STF pode tornar Aécio réu pela primeira vez

AÉCIO NEVES é denunciado por corrupção e obstrução de justiça MARCELO CAMARGO/ AGÊNCIA BRASIL

A primeira turma do Supremo Tribunal Federal (STF) decide hoje se o senador Aécio Neves (PSDB-MG) se torna réu por corrupção e obstrução de justiça. Em áudio entre o parlamentar e o empresário Joesley Batista, revelado em maio do ano passado, o tucano pede R$ 2 milhões e alerta que o transportador da mala de dinheiro tem que ser morto antes de formalizar uma delação premiada.

A gravação foi entregue na época pelo dono da JBS ao Ministério Público Federal (MPF) no processo de colaboração premiada, quando o empresário negociava dizer o que sabia à Justiça. A divulgação do diálogo acabou afastando Aécio do mandato de senador. Decisão foi expedida pelo ministro Luiz Edson Fachin, que relata a Lava Jato na Suprema Corte.

Ainda há acusação, feita na época pelo então procurador-geral da República, Rodrigo Janot, de que o senador Aécio e o presidente Michel Temer agiam juntos para impedir o avanço da Lava Jato.

A procuradora-geral da República, Raquel Dodge, acusou o tucano de usar o cargo para atingir “objetivos espúrios” ao pedir o recebimento da denúncia, que havia sido feita pelo seu antecessor, Rodrigo Janot.

“O teor das articulações de Aécio Neves, obtidas por meio das interceptações telefônicas, ilustra de forma indubitável que a conduta do acusado não se cuidou de legítimo exercício da atividade parlamentar. O senador vilipendiou de forma decisiva o escopo de um mandato eletivo e não poupou esforços para, valendo-se do cargo público, atingir seus objetivos espúrios”, afirmou a procuradora.

Em artigo publicado na Folha de S. Paulo, intitulado “Sua excelência, o fato”, Aécio direciona os argumentos de defesa aos ministros do STF. Defende que as acusações não têm fundamento e diz ser alvo de um “tsunami” de denúncias. “Fui ingênuo, cometi erros e me penitencio diariamente por eles. Mas não cometi nenhuma ilegalidade”, escreveu um dia antes de ser julgado na Corte.

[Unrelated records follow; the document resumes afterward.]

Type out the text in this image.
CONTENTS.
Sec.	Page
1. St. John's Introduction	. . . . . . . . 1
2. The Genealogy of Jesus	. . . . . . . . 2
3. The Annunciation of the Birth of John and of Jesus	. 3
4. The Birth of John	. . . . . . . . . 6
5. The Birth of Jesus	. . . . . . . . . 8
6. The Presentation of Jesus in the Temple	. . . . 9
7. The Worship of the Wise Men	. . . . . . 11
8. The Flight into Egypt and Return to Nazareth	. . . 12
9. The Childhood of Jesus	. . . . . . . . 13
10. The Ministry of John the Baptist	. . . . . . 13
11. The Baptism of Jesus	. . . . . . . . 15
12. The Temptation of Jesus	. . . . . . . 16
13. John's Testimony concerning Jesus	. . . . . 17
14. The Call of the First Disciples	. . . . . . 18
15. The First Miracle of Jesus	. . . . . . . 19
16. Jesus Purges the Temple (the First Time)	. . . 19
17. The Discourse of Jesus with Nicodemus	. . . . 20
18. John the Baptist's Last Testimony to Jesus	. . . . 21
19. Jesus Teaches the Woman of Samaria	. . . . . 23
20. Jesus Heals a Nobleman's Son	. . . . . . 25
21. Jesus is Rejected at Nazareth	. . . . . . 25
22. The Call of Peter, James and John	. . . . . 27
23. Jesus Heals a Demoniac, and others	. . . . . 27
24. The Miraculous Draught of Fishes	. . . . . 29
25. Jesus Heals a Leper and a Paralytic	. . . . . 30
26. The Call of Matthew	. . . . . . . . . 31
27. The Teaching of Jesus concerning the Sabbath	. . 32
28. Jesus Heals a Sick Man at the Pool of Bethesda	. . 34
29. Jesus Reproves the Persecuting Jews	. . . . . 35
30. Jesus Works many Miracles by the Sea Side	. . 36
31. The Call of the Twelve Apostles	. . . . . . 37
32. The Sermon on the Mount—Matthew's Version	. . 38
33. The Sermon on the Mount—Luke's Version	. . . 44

O advogado Alberto Zacharias Toron, que defende o senador, aguarda a rejeição da denúncia. “Nós não temos sinalização de como a Turma irá julgar, mas a expectativa é de ser rejeitado”, disse.

Professor de Direito Constitucional do Ibmec de Minas Gerais, Vladimir Feijó argumenta que a decisão do STF vai reunir elementos técnicos e a necessidade de atender uma demanda social contra a classe política. Sob o discurso de que a “lei é para todos”, Feijó crê que o Supremo acatará a denúncia com direito a “sermão” público. “A sociedade tem questionado o tempo e a demora para apreciar a pauta, que tem mais de um ano…”, relembra o pesquisador.

Roberto Rodrigues, professor de Direito Constitucional da Universidade de Fortaleza (Unifor), disse que a polêmica decisão de não conceder habeas corpus ao ex-presidente Lula, o que acabou acarretando na prisão do petista, pode dar mais ênfase na decisão contra o senador tucano por parte dos ministros da Corte. A “pressão” contra os políticos, segundo Rodrigues, é um elemento a mais para a decisão dos ministros.

com agências

 

PRIMEIRA TURMA

A primeira turma do Supremo Tribunal Federal (STF) é composta pelos ministros Alexandre de Moraes, Marco Aurélio Mello, Luiz Fux, Rosa Weber e Luís Roberto Barroso.

STF

A tendência é que o STF, com os elementos apresentados, acabe aceitando a denúncia. Nos últimos seis inquéritos oferecidos pela PGR, a Suprema Corte acatou cinco deles.